If a patient’s abdominal wall is deformed and lost right proportions it can be corrected through abdominoplasty (tummy tuck). The main causes of such deformation are rapid and massive weight loss, uneven deposition of subcutaneous fat, excessive muscles stretching.
Plastic surgeons consider abdominoplasty to be one of the most complicated plastic surgeries performed on a human body.
Abdominoplasty — tummy tuck plastic surgery:
Several types of abdominal plastic surgery are distinguished: microabdominoplasty, classic and endoscopic, extensive (360 torsoplasty body lift).
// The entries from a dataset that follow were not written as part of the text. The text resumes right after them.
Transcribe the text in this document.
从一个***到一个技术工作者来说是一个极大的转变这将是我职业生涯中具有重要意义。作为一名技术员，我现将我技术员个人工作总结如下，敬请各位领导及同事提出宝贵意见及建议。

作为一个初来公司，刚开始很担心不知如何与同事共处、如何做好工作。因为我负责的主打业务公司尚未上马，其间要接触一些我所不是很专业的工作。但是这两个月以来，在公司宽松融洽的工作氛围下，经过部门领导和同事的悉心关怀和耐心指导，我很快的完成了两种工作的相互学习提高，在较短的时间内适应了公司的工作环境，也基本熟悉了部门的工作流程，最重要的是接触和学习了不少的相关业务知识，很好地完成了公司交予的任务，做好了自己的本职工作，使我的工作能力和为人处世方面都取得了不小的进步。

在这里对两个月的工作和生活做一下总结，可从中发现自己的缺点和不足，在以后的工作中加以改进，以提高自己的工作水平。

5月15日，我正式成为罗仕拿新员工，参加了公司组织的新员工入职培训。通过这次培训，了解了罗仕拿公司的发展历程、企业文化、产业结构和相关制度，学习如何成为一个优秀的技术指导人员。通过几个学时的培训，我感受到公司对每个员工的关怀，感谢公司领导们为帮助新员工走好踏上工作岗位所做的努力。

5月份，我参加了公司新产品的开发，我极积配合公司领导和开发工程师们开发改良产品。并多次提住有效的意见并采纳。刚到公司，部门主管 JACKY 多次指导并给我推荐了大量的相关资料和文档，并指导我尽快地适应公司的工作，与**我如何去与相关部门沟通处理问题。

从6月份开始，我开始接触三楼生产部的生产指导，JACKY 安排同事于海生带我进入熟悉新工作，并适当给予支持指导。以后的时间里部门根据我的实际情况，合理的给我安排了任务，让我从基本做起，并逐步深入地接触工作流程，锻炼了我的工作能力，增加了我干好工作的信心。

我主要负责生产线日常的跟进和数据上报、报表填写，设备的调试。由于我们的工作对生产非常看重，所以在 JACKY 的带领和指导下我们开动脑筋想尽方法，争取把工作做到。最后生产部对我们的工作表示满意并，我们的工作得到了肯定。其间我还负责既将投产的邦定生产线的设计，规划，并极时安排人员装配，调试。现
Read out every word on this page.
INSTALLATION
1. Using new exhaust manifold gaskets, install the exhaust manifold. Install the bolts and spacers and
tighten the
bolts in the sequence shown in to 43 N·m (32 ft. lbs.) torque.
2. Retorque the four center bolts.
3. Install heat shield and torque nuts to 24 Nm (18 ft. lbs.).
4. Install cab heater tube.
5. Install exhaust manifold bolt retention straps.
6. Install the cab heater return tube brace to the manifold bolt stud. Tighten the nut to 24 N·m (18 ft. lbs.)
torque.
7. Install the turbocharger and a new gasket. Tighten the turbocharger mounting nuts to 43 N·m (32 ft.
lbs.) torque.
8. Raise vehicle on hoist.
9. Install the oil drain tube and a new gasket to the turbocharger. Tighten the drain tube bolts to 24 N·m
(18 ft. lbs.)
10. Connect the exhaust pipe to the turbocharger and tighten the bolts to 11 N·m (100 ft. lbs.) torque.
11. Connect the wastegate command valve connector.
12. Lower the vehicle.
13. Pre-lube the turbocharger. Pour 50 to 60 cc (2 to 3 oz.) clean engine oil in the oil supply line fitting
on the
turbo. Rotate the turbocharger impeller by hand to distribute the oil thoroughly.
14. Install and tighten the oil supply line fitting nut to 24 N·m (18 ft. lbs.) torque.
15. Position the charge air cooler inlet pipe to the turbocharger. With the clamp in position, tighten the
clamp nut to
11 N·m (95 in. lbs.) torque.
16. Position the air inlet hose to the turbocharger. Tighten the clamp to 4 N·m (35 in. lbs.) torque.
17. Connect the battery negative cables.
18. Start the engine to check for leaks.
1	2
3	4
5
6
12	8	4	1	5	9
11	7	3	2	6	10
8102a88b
In the course of classic plastic surgery a surgeon makes a long semi-oval incision in the groin region. A number of procedures are carried out through that incision to shape the tummy as desired: fat removal using liposuction, excess skin removal, muscle suturing and lifting, transfer of belly button, etc. As a result a patient gets a flat and lifted belly.
Endoscopic abdominoplasty is the most sparing surgery for a patient as almost no scars remain after it. An endoscope and tiny surgical instruments are inserted beneath the skin through 3 small incisions (about 2 cm each). A surgeon monitors all performed operations on screen. During this procedure the abdominal wall tissues are not subject to dissection. Only the abdominal muscles and excess skin are corrected.
Microabdominoplasty is deemed to be a minimally invasive surgery as well. This procedure only includes liposuction, skin lift and suturing of muscles.
Body lift (360 torsoplasty ) is the most complicated type of abdominal plastic surgery. Fat is removed from many body parts: belly, waist, thighs and back. The scope of this surgery is huge and it takes a lot of time.
Preparation to abdominoplasty:
Preparation to abdominoplasty includes a general clinical examination. A patient should provide blood and urine samples for testing, undergo ECG and X-ray examination. Blood is also tested for such infections as AIDS, syphilis and all types of hepatitis. The blood sugar level, clotting ability and Rh factor are determined. Abdominal cavity ultrasound is performed. This preparation enables a surgeon to detect possible contraindications and draw up an individual treatment plan.
During a consultation the goals of the upcoming procedure and desired effect are discussed. Its method is selected. An additional consultation with an anesthesiologist is required to reveal possible allergic reactions to anesthesia.
A patient must drop bad habits and stop taking anticoagulants a few weeks before the procedure. A low calorie diet should be observed for 2-3 days prior to surgery. Eating and drinking are not allowed within 8 hours preceding the body lift procedure. Right before surgery the purging procedures are performed.
Surgery/procedure duration: 2-3 hours
Anesthesia: general anesthesia
Immediately after surgery a patient is transferred to in-patient facility where he stays for 2 to 3 weeks. Within this period pain or tension can be felt at the sutures. A doctor prescribes analgesics and antibacterial therapy to prevent infections. Sutures are treated with antiseptic solutions and bandages are changed daily. If no complications are observed during this period a patient will be discharged from the clinic.
As soon as the stitches are removed it is necessary to wear compression garments. They prevent suture line disruption and speed up wound healing greatly. They should be worn for at least 3 to 4 months. Any physical overexertions are contraindicated for a patient during this period. Sports and visiting sauna or solarium should be avoided.
The wounds will heal completely in 2-3 months. Nevertheless, the final result becomes visible not earlier than in a half a year. By that time all damaged tissues will heal and the belly will gain the desired shape.